AIエージェントが真に賢くなるには、単なる会話ログの保存では不十分です。人間のように、雑談から重要な情報(「私はベジタリアンです」など)を見極めて抽出し、矛盾なく知識を更新し続ける必要があります。AgentCoreの長期記憶は、こうした複雑な課題を解決するために設計された、高度な認知プロセスを模倣するシステムです。

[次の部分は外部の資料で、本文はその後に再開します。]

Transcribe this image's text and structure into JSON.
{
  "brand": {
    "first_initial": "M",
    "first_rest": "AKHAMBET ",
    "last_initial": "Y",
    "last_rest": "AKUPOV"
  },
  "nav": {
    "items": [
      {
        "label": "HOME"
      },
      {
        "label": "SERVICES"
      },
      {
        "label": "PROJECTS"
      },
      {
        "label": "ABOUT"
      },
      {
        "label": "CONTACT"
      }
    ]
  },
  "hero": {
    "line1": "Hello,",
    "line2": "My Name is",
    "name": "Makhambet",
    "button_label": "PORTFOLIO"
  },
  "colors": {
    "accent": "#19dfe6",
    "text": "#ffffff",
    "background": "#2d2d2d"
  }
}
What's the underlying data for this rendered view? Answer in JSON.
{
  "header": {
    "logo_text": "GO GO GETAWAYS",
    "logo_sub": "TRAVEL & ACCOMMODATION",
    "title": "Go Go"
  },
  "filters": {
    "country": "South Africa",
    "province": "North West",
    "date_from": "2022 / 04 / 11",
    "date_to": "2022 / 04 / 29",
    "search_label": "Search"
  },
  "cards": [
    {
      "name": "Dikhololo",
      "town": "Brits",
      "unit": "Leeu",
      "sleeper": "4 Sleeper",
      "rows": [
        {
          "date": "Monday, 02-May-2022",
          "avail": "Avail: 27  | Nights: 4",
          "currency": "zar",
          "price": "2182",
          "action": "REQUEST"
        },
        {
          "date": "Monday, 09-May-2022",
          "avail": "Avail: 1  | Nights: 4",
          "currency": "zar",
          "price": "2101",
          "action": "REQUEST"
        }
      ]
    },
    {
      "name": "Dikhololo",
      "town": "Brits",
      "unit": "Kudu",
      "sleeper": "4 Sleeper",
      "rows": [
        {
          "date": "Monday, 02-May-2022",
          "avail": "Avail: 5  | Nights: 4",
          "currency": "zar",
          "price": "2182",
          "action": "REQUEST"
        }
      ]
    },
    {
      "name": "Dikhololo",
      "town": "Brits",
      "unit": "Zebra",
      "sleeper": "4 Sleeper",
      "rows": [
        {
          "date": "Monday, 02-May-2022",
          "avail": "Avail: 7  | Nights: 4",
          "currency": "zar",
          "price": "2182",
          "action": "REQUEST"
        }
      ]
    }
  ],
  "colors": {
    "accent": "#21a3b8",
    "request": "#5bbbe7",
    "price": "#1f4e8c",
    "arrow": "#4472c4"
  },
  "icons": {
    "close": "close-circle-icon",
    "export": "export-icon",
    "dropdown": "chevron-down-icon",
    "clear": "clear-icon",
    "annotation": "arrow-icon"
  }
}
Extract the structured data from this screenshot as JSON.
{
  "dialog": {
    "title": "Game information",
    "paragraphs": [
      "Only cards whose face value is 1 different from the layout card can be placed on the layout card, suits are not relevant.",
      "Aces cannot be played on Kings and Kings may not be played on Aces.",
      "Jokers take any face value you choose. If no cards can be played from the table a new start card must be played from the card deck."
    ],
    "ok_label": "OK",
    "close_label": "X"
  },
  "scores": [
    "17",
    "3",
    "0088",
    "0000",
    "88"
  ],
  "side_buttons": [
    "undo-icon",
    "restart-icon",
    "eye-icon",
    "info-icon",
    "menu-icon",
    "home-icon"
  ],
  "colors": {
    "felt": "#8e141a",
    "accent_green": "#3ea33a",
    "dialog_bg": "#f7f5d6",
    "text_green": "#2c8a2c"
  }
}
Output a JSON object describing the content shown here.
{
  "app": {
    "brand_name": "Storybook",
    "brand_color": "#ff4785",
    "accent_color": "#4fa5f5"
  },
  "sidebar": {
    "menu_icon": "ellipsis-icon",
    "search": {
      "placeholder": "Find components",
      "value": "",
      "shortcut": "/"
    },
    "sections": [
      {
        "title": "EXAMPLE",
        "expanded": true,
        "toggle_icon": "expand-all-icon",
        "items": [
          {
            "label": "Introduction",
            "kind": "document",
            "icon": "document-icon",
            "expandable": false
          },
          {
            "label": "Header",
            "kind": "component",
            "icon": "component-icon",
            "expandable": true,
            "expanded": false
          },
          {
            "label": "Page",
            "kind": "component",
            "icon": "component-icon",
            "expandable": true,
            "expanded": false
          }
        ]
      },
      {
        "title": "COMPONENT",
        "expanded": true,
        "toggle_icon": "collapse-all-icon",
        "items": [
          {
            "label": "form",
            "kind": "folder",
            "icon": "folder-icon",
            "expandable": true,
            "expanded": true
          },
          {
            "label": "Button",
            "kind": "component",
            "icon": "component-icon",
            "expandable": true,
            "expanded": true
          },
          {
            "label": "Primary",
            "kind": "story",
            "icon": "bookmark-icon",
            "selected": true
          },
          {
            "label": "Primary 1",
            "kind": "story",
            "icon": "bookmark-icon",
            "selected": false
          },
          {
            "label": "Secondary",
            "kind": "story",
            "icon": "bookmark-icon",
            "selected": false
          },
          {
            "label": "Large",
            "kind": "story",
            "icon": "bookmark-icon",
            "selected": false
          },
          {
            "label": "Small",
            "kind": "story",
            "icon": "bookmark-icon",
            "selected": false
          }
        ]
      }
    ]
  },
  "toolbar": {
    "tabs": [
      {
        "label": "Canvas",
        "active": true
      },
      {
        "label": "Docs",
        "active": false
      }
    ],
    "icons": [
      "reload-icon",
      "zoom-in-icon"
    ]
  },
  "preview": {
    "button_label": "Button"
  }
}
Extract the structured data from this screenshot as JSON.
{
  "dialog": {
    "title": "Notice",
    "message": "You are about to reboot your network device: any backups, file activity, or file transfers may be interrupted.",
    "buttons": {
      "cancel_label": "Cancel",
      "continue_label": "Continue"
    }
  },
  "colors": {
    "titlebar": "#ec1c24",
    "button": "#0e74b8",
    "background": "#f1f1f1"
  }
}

記憶システムの核となるのが「抽出」と「統合」です。まず、大規模言語モデル(LLM)が会話を分析し、事実や知識、ユーザーの好みといった意味のある情報を自動で抽出します。開発者は、用途に応じて「セマンティック記憶」「要約記憶」「嗜好記憶」といった複数の戦略を選択、あるいは独自にカスタマイズすることが可能です。

次に「統合」プロセスでは、抽出された新しい情報が既存の記憶と照合されます。LLMが関連情報を評価し、情報の追加、更新、あるいは重複と判断した場合は何もしない(NO-OP)といったアクションを決定。これにより、記憶の一貫性を保ち、矛盾を解消しながら、常に最新の情報を維持します。

このシステムは性能面でも優れています。ベンチマークテストでは、会話履歴の元データと比較して最大95%という驚異的な圧縮率を達成。ストレージコストと処理負荷を大幅に削減します。また、記憶の検索応答時間は約200ミリ秒と高速で、大規模な運用でも応答性の高いユーザー体験を提供できます。

AgentCoreの長期記憶は、AIエージェント開発における大きな一歩と言えるでしょう。単に「覚える」だけでなく、文脈を「理解」し、時間と共に成長するエージェントの構築を可能にします。この技術は、顧客サポートからパーソナルアシスタントまで、あらゆる対話型AIの価値を飛躍的に高める可能性を秘めています。